To translate this to a sector that we all understand: housing developers will soon have to capture the nature-related risks that they face and come up with strategies to reflect these risks, assuming they want to address the inevitable top down (lenders, regulators, insurers) and bottom up (consumers) pressure. In practical terms this may mean:
- considering the risk to business that being unable to achieve BNG may introduce, triggering a culture change which prioritises exceedance of BNG standards through corporate strategy setting.
- capture the biodiversity impact of their supply chains and the reliance of these supply chains on nature related factors. This may encourage changes in where and how timber and other materials are sourced, encouraging protection of biodiversity far from where we usually have influence.
- Where developers also have asset management responsibility, there will be further opportunity to change the way these assets are managed and deliver retrofit gains to buildings or influence land use improvements reflecting identifiable risk of decline or ecosystem service need.
Ecologists clearly have a role to play in this new model, as all of the disclosure outcomes will usually come with a need to develop a meaningful, science led strategy to optimise performance. Ecologists are also needed to ensure that greenwashing is avoided. It is our responsibility to hold corporates accountable through our expertise.

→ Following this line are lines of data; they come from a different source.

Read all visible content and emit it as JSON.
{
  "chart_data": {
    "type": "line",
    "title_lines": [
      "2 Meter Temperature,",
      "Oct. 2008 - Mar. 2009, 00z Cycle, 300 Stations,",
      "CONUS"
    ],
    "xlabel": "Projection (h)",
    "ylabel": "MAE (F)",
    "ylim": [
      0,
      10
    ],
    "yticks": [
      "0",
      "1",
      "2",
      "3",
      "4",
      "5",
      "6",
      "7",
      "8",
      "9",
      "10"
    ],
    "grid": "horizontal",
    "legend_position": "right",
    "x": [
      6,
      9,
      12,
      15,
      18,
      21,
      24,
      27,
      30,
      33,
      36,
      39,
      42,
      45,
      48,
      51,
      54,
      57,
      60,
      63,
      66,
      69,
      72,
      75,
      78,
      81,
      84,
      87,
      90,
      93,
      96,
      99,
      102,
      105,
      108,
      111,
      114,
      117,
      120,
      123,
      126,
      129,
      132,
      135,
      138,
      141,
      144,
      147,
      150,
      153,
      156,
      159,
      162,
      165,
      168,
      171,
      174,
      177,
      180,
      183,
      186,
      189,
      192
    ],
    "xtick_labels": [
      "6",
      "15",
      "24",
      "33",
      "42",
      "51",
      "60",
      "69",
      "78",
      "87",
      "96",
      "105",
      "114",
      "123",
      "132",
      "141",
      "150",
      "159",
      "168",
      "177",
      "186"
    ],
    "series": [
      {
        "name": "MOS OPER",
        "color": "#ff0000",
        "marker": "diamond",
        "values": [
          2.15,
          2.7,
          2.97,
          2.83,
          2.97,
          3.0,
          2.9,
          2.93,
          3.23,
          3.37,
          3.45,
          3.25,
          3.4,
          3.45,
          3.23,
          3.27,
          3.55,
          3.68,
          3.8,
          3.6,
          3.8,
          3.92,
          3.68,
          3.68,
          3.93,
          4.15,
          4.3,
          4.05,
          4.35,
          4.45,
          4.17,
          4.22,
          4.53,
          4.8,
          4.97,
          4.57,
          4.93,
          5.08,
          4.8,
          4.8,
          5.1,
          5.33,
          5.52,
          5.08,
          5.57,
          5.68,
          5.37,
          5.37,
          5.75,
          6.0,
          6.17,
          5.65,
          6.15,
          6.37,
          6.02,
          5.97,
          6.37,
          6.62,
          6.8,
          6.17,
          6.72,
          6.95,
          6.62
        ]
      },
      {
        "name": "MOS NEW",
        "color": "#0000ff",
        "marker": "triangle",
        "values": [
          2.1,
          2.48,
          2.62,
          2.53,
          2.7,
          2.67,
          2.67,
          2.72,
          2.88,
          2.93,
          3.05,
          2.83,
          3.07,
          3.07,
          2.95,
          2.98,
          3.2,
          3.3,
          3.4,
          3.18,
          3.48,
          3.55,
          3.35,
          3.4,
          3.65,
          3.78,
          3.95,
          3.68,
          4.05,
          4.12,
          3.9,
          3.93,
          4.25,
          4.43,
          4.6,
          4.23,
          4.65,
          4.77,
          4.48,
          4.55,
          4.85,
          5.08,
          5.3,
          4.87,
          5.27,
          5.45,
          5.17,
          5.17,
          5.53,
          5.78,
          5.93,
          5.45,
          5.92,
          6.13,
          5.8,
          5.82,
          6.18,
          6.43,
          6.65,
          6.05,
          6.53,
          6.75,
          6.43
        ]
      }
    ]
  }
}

What’s exciting is that this means we can encourage companies to achieve positive action for biodiversity entirely outside of the policy and legislative framework that we are subject to on planning projects. These are gains that would otherwise be unexplored under business-as-usual scenarios where assets continue to simply exist as they currently do or cultures which don’t view biodiversity as a crucial element in a business’s functioning are allowed to pervade.
If applied correctly, use of TNFD alongside other finance linked drivers (e.g. favourable lending rates or insurance premiums based on biodiversity-linked performance) could play a role alongside the BNG Habitat Bank model in restoring habitats and encouraging ecosystem service improvements at scale.
It’s still early days and this represents a simplified model of approach, however, I’d encourage all ecologists to swat up on these new ideas as they’re another useful tool for driving gains for nature.
Morgan Taylor CEnv MCIEEM
Morgan is a director at Greengage where he leads the Ecology team. Morgan has developed and supported delivery of biodiversity/climate resilience related corporate policy for a number of major land owners and developers which contributed to him being awarded the CIEEM Member’s Award in 2018. Morgan’s work aims to bring all stakeholders on board with innovative corporate aspirations that incorporate wider ecosystem services and nature-based solutions. His team recently challenged themselves to determine the carbon footprint of an Environmental Impact Assessment, and he hopes to challenge other ecologists in a similar way.